The lack of Supplement feedback is a pity because Smyth has the contacts and the doggedness to dredge political gossip from the depths of the silly season. Last week’s guests included the neo-con economist Moore McDowell and the Irish Times’s pinko-lefty environmentalist Frank McDonald slugging it out like a pair of pantomime villains.
Advertisement
With Smyth the topics and the tone are constant. The show sounds like something overheard in one of those bars where journalists meet politicians. The guests argue about public spending, transport, and ministerial reshuffles.

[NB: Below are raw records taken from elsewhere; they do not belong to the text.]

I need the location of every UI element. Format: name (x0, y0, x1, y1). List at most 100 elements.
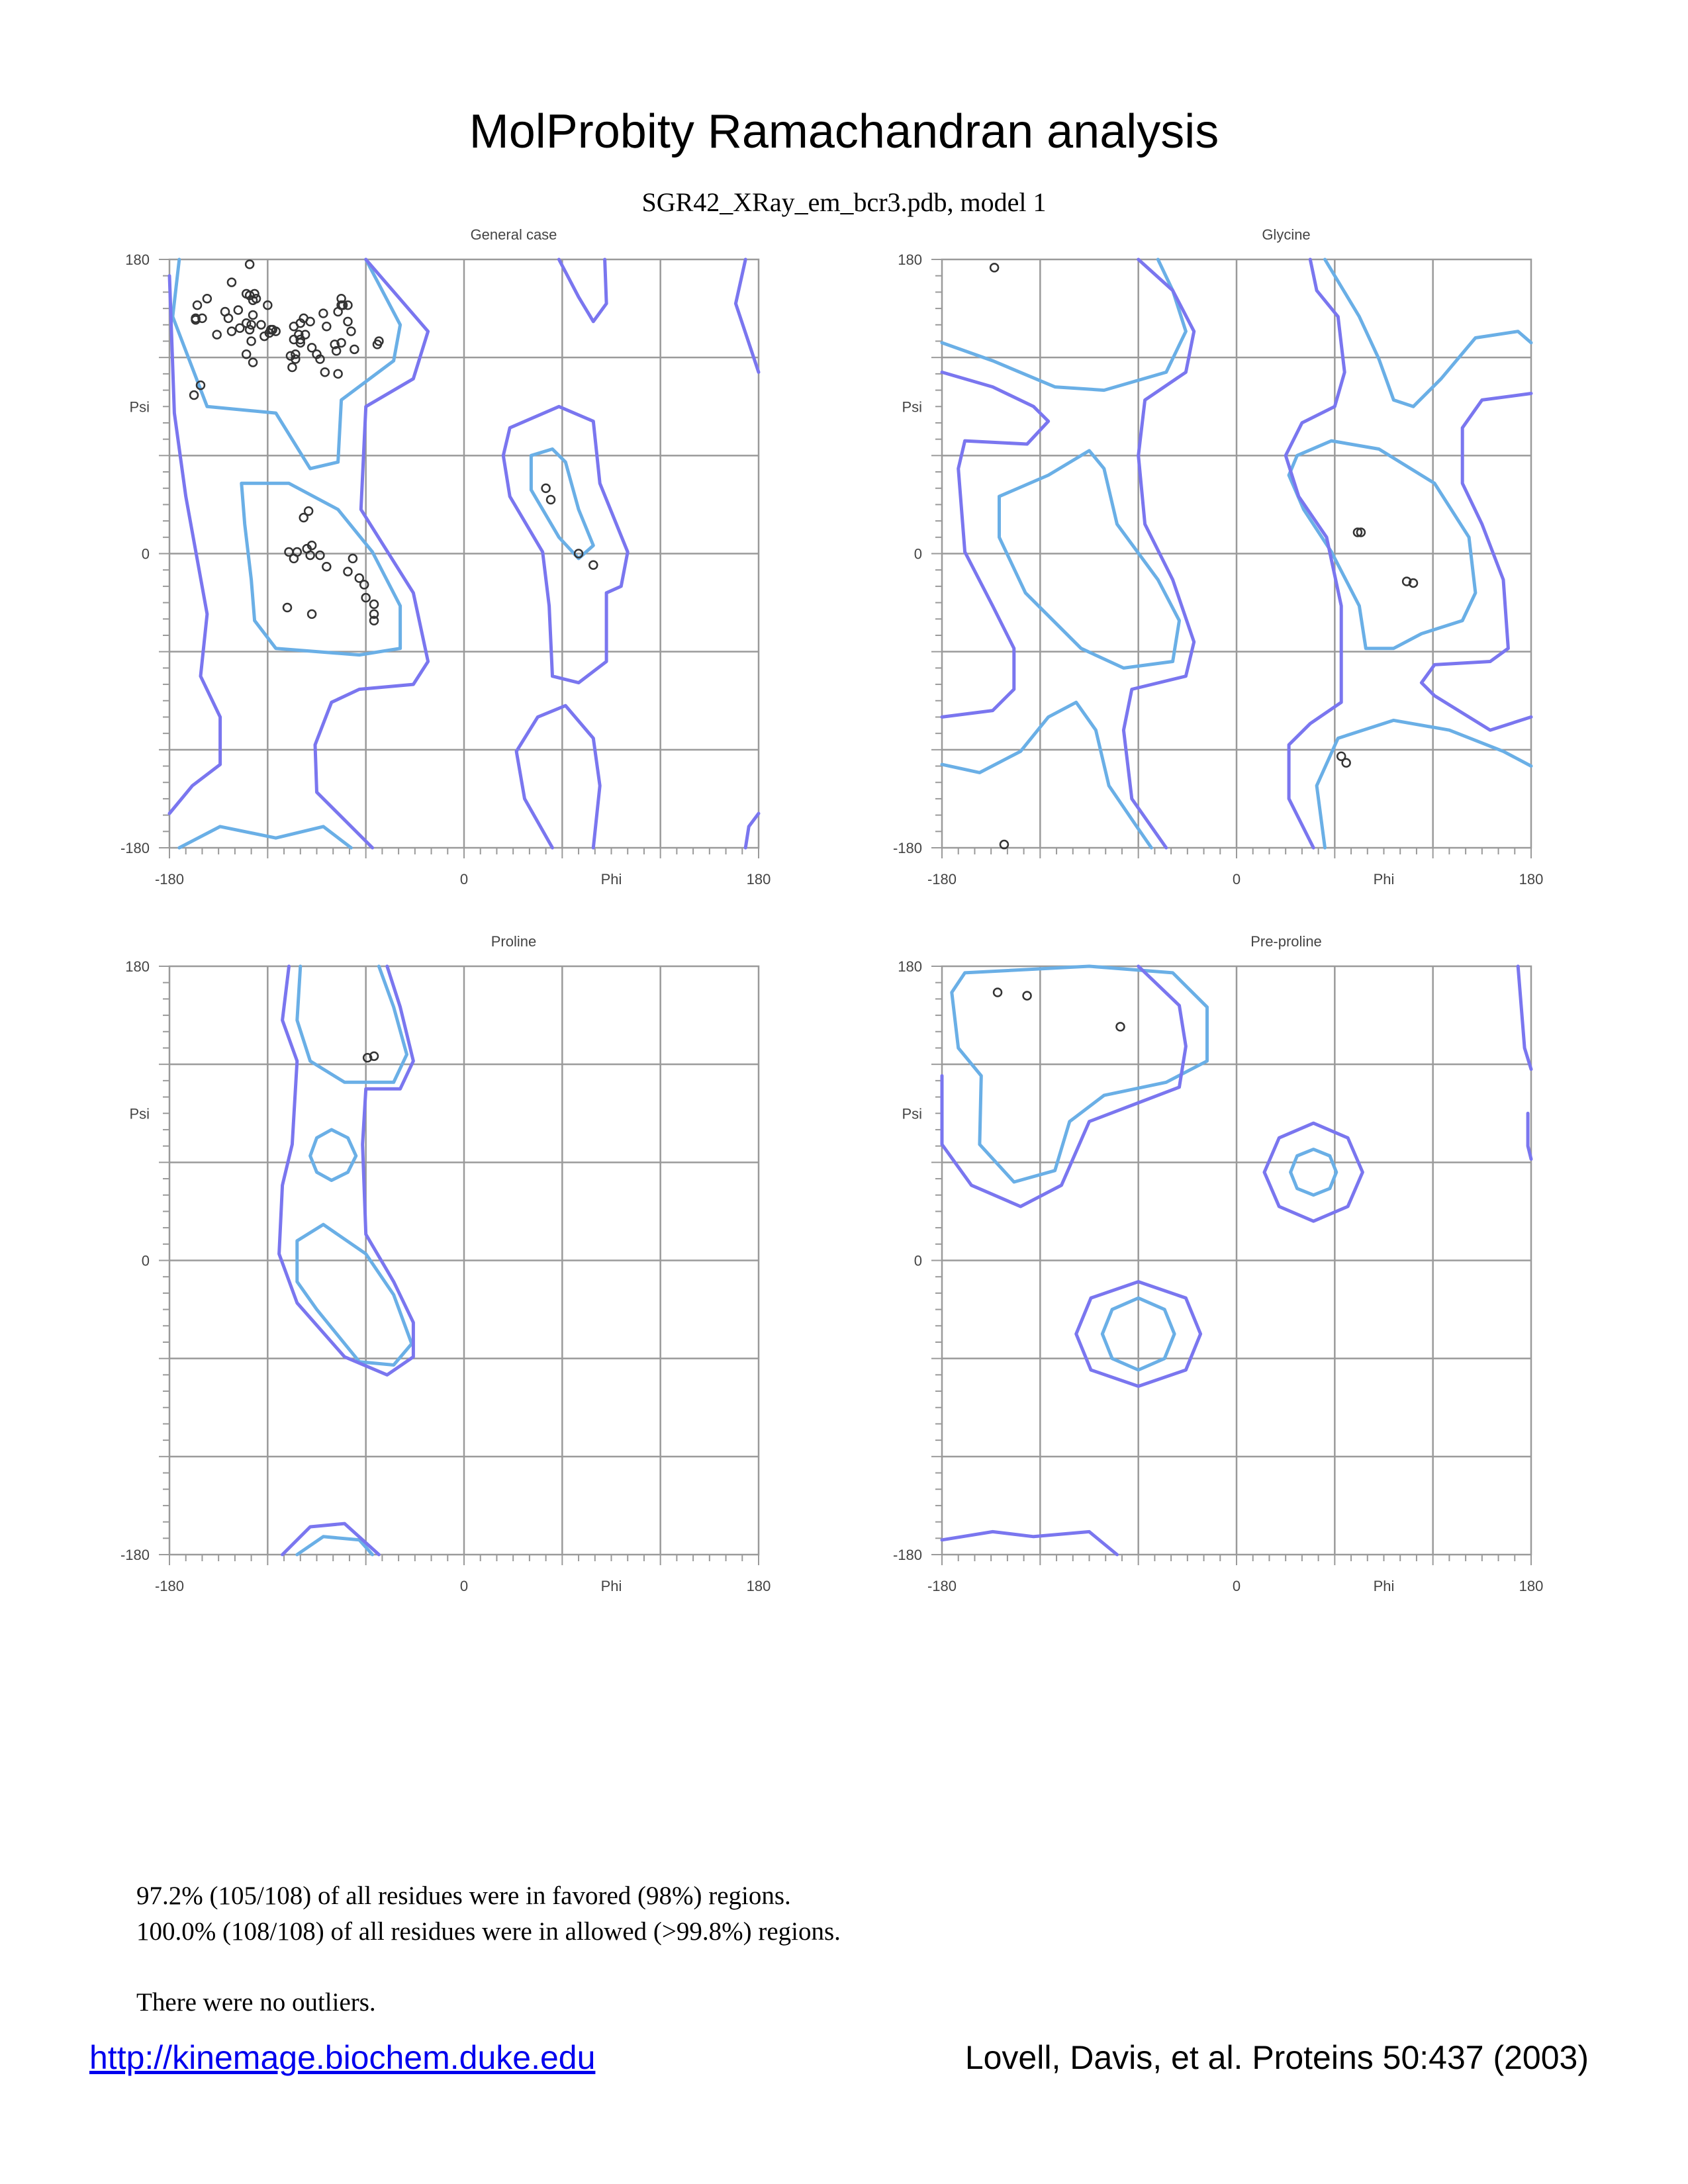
x-axis-label: Phi (601, 871, 622, 887)
plot-frame (941, 965, 1532, 1556)
contour-favored (171, 257, 402, 471)
residue-point (223, 313, 234, 324)
residue-point (369, 609, 379, 619)
residue-point (264, 328, 275, 338)
residue-point (271, 326, 281, 336)
residue-point (369, 615, 379, 625)
y-tick-label: -180 (120, 1547, 150, 1563)
residue-point (362, 1053, 373, 1063)
panel-title: Proline (491, 933, 536, 950)
residue-point (248, 310, 258, 320)
contour-allowed (277, 964, 415, 1377)
y-tick-label: 0 (914, 1253, 922, 1269)
contour-favored (950, 964, 1209, 1184)
x-tick-label: 0 (460, 1578, 468, 1594)
y-axis-label: Psi (129, 1105, 150, 1122)
residue-point (369, 599, 379, 610)
contour-favored (998, 449, 1181, 670)
residue-point (361, 592, 371, 603)
residue-point (291, 354, 301, 364)
report-title: MolProbity Ramachandran analysis (469, 105, 1219, 158)
residue-point (212, 330, 222, 340)
contour-allowed (1074, 1280, 1203, 1388)
x-tick-label: -180 (155, 871, 184, 887)
contour-favored (240, 481, 402, 657)
residue-point (318, 308, 328, 318)
x-tick-label: -180 (927, 1578, 957, 1594)
residue-point (197, 313, 207, 324)
residue-point (336, 338, 346, 348)
residue-point (343, 316, 353, 327)
residue-point (1408, 578, 1419, 588)
residue-point (306, 609, 317, 619)
residue-point (287, 362, 297, 373)
plot-panel-pre-proline: Pre-proline -180 0 Phi 180 180 Psi 0 -180 (893, 933, 1543, 1594)
kinemage-link[interactable]: http://kinemage.biochem.duke.edu (89, 2039, 596, 2076)
y-axis-label: Psi (902, 398, 922, 415)
residue-point (250, 289, 259, 299)
residue-point (305, 550, 315, 561)
residue-point (333, 369, 343, 379)
contour-favored (940, 700, 1153, 850)
residue-point (256, 320, 266, 330)
residue-point (1115, 1022, 1125, 1032)
contour-allowed (940, 370, 1051, 719)
contour-allowed (940, 1529, 1119, 1557)
residue-point (1341, 758, 1351, 768)
contour-favored (295, 964, 408, 1084)
residue-point (306, 343, 317, 353)
stats-outliers: There were no outliers. (136, 1988, 376, 2017)
residue-point (336, 294, 346, 304)
contour-favored (1100, 1296, 1176, 1372)
contour-allowed (940, 964, 1188, 1208)
residue-point (226, 326, 237, 336)
y-tick-label: 0 (142, 546, 150, 563)
contour-favored (529, 447, 595, 561)
residue-point (999, 839, 1009, 850)
contour-favored (1287, 439, 1477, 651)
residue-point (1336, 751, 1346, 761)
panel-title: Glycine (1262, 226, 1310, 243)
residue-point (305, 316, 315, 327)
residue-point (192, 300, 203, 310)
y-tick-label: 180 (125, 251, 150, 268)
contour-allowed (281, 1522, 381, 1557)
y-tick-label: 180 (898, 958, 922, 975)
contour-favored (1315, 718, 1533, 850)
residue-point (248, 357, 258, 367)
x-tick-label: 180 (1519, 1578, 1544, 1594)
residue-point (241, 349, 252, 359)
residue-point (369, 1051, 379, 1062)
residue-point (331, 346, 342, 356)
panel-title: General case (471, 226, 557, 243)
contour-allowed (733, 257, 761, 374)
contour-favored (1289, 1148, 1338, 1197)
residue-point (289, 553, 299, 564)
panel-title: Pre-proline (1250, 933, 1322, 950)
contour-allowed (1419, 392, 1533, 732)
x-tick-label: -180 (155, 1578, 184, 1594)
contour-allowed (557, 257, 608, 324)
y-tick-label: 0 (142, 1253, 150, 1269)
x-tick-label: 180 (1519, 871, 1544, 887)
residue-point (322, 321, 332, 332)
residue-point (322, 562, 332, 572)
contour-allowed (1121, 257, 1196, 850)
residue-point (246, 336, 256, 346)
residue-point (588, 560, 598, 570)
y-axis-label: Psi (129, 398, 150, 415)
residue-point (248, 295, 258, 305)
contour-allowed (1262, 1121, 1364, 1223)
contour-allowed (313, 257, 430, 850)
contour-favored (940, 257, 1188, 392)
citation: Lovell, Davis, et al. Proteins 50:437 (2… (964, 2039, 1589, 2076)
contour-allowed (514, 704, 602, 850)
contour-favored (295, 1222, 414, 1367)
residue-point (1022, 991, 1032, 1001)
residue-point (354, 573, 365, 583)
residue-point (291, 349, 301, 359)
x-tick-label: -180 (927, 871, 957, 887)
plot-panel-glycine: Glycine -180 0 Phi 180 180 Psi 0 -180 (893, 226, 1543, 887)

There are flashes of wit and spurts of erudition, and Smyth can keep up with the best of them.
But it seems that many people are sick of politics: they want it to keep quiet until the summer is over. If Smyth wishes to preserve the illusion, he may have to write his own text messages in advance.
It is not the sort of problem which Ryan Tubridy (The Full Irish, 2FM, Mon-Fri) suffers from. Tubridy speaks texting like a native. Even early in the morning, he can cajole an audience into making its presence felt. The Full Irish crackles with inconsequential information.
Tubridy can be intensely irritating, having developed a unique language out of simulated teen-speak and studio in-jokes. He talks to the masses but with that youthful trick of making it sound like a secret code.
Smyth, grinding away at the treadmill of old-fashioned politics, lacks that sense of scale. Old-style current affairs are now a minority taste. The majority prefer the sexier kind of affairs: tabloidised and textable. However, we can be grateful that Smyth still does things his way. He has an authenticity that is all too rare on the airwaves these days.